The Dubai Climate Summit (COP28) took one day longer than expected to reach an agreement, considered “historic”, on December 13, 2023, on the transition away from fossil fuels.

The text finally approved, together with the Global Stocktake (the first climate action inventory since the Paris Agreement), calls for an “equitable and orderly” transition with the aim of taking action in this critical decade and achieving net zero by 2050.

The COP28 agreement recognizes “the need for deep, rapid and sustained emission reductions in line with the 1.5 degree target” (of maximum temperature increase).

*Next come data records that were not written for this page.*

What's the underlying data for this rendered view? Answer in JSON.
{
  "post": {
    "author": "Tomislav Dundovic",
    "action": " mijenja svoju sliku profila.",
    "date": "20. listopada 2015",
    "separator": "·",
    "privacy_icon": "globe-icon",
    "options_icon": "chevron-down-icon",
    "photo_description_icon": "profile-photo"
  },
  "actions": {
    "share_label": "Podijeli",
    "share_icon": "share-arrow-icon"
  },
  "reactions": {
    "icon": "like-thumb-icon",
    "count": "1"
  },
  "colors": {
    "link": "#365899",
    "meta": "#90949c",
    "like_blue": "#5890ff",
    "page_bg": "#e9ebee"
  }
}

Another highlight was agreeing on the goal of tripling renewable energy capacity by 2030.

The president of the Dubai conference, Sultan Ahmed Al Jaber, ultimately found the formula to avoid the blockade of countries opposed to abandoning fossil fuels, with Saudi Arabia in the lead.

The final agreement was approved by the European Union, although not in the terms proposed at the beginning of the summit, and by 130 countries which proposed going further and including the word “phase-out” in the agreement.

“We needed a new path and we have found it,” declared Sultan Ahmed Al Jaber in his speech to the COP28 plenary, after the intense negotiations that lasted until early Wednesday morning.

Al-Jaber stressed that “you have stepped forward, you have shown flexibility, you have put the common interest ahead of self-interest”.

The sultan, who has received harsh criticism at this summit for his dual role as CEO of the oil company Adnoc, stressed that “we are facing a historic package to accelerate action on climate change: we can call it the UAE consensus”.

The refusal of Saudi Arabia and other oil-producing countries to include a reference to “elimination” or “reduction” created serious tensions in the final stretch of the Dubai summit.

The final document also recognizes the need to tailor the transition “to the different needs of each country” and includes an explicit mention of “accelerating emission reductions from road transport”.

The agreement also calls for the elimination of coal production without CO2 capture systems, a point criticized by dozens of experts who question the capacity of this technology on a large scale.